The telecoms analyst firm said money spent by consumers downloading to their mobiles will reach US$32bn, up from US$13.7bn in 2007.
Mobile music, which includes services from basic ringtones, realtones and ringback tones to more sophisticated full track downloads and streaming, has existed since 1998 when the first ringtones were commercialised.
Gartner said this would be driven by a strong personalisation trend that will encompass ringtones and ringback tones.
The use of ringtones and ringback tones is part of the trend to personalise mobile phones as a form of self expression, Gartner said.
However, the mobile phone can now be used to play music, in some situations replacing portable music players like the popular iPod for entertainment.
Stephanie Pittet, principal research analyst at Gartner, said that while mobile music was growing from a small base, it represented a good revenue opportunity for providers that “get it right”.
“Mobile carriers have a strategic advantage when it comes to delivering ringtones, as they already know the end user’s network settings, handset and personal preferences,” said Pittet.
“However, when it comes to the ‘entertainment’ side of mobile music like streaming and full track downloads, they risk losing share to other players which might include device vendors, record companies and other solution providers.”
More recently, Apple announced its entry into the device market with the iPhone. Mobile access to iTunes, along with other digital music shops such as Microsoft’s upcoming Zune offering (that will allow WLAN access to its music shop) will compete directly with mobile carriers’ portals.
However, Gartner identified a range of factors that are helping mobile carriers to secure a new revenue stream.
“The mobile phone has become the device that people carry everywhere, in all circumstances,” said Pittet. “Over-the-air downloads mean that people no longer have to be at a desk to plug in the device.
“Billing via a mobile phone is secure and easy and for operators it is easy to target customers with personalised content because one mobile phone SIM card is used by one person most of the time.”
Pittet continued: “Carriers must figure out how to develop the right content partnerships, pricing strategies, content partnerships, licensing deals, distribution channels and marketing.

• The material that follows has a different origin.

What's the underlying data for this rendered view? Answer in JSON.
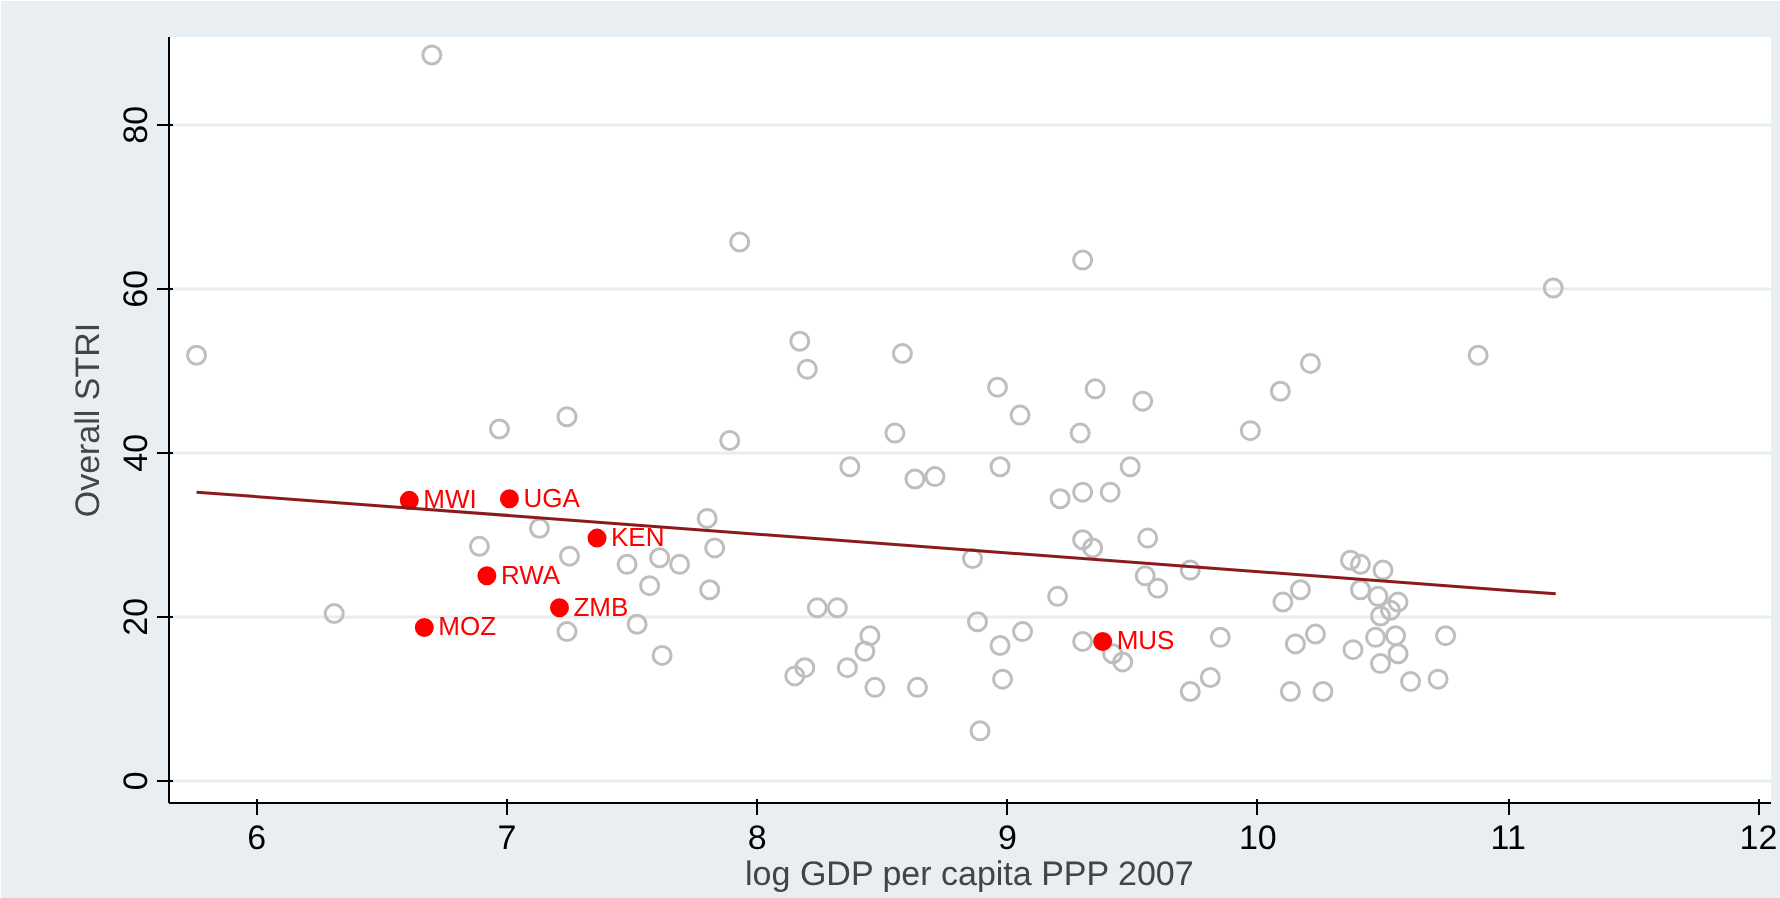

“There are also a host of technical challenges to be addressed, such as digital rights management (DRM), storage capacity on the mobile device and network coverage,” she said.
In 2005, people in Asia-Pacific and Japan made up more than 41pc of the worldwide spending on mobile music and while that proportion will decrease slightly by 2010, the region is still forecast to be the biggest spender.
Western Europe is the second-largest region for mobile music, with total spending forecast to top US$9.1bn by 2010, while North America is forecast to reach US$7.1bn.